Uitspraak
RECHTBANK ROTTERDAM
1.De procedure
- de dagvaarding van 9 mei 2023, met bijlagen;
- het antwoord;
- de spreekaantekeningen van mr. E. Wesselink.
Rechtbank Rotterdam
In deze zaak heeft de kantonrechter van de Rechtbank Rotterdam op 8 december 2023 uitspraak gedaan in een geschil tussen Stichting Havensteder en een huurder, aangeduid als [gedaagde01]. Havensteder vorderde ontbinding van de huurovereenkomst en ontruiming van de woning, omdat [gedaagde01] volgens Havensteder zijn hoofdverblijf niet in de woning had en de woning had onderverhuurd. Havensteder stelde dat [gedaagde01] € 15.725,00 aan huurinkomsten uit onderverhuur had ontvangen, die hij aan Havensteder moest afdragen.

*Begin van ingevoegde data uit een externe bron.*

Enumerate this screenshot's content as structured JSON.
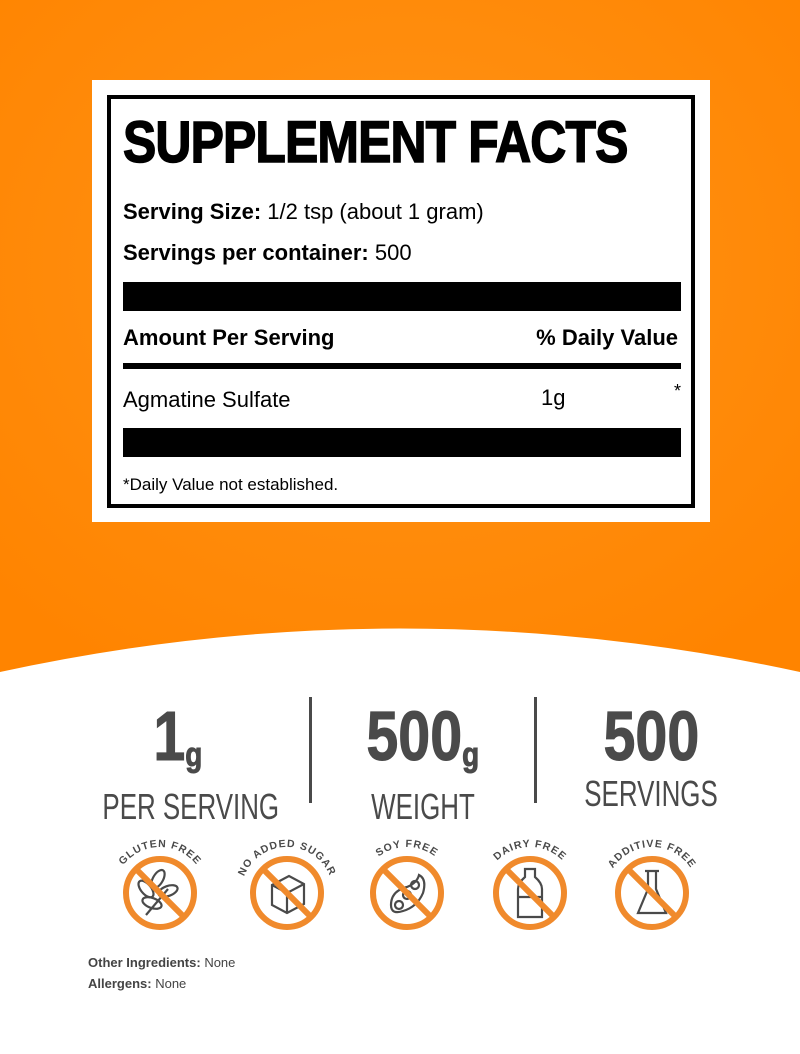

[gedaagde01] betwistte de vorderingen van Havensteder en voerde aan dat hij persoonlijke problemen had en dat zijn ex-partner misbruik had gemaakt van zijn situatie. Hij vroeg om een nieuwe kans om in de woning te blijven. De kantonrechter oordeelde echter dat [gedaagde01] onvoldoende bewijs had geleverd om zijn verweer te onderbouwen. De rechter concludeerde dat [gedaagde01] tekort was geschoten in zijn verplichtingen uit de huurovereenkomst, wat de ontbinding rechtvaardigde.
De kantonrechter ontbond de huurovereenkomst en veroordeelde [gedaagde01] om de woning binnen 14 dagen te ontruimen en het bedrag van € 15.725,00 met rente aan Havensteder te betalen. Tevens werd [gedaagde01] veroordeeld in de proceskosten van Havensteder, die in totaal € 2.321,27 bedroegen. Het vonnis werd uitvoerbaar bij voorraad verklaard, wat betekent dat Havensteder direct uitvoering kan geven aan de uitspraak, ongeacht een eventuele hoger beroep.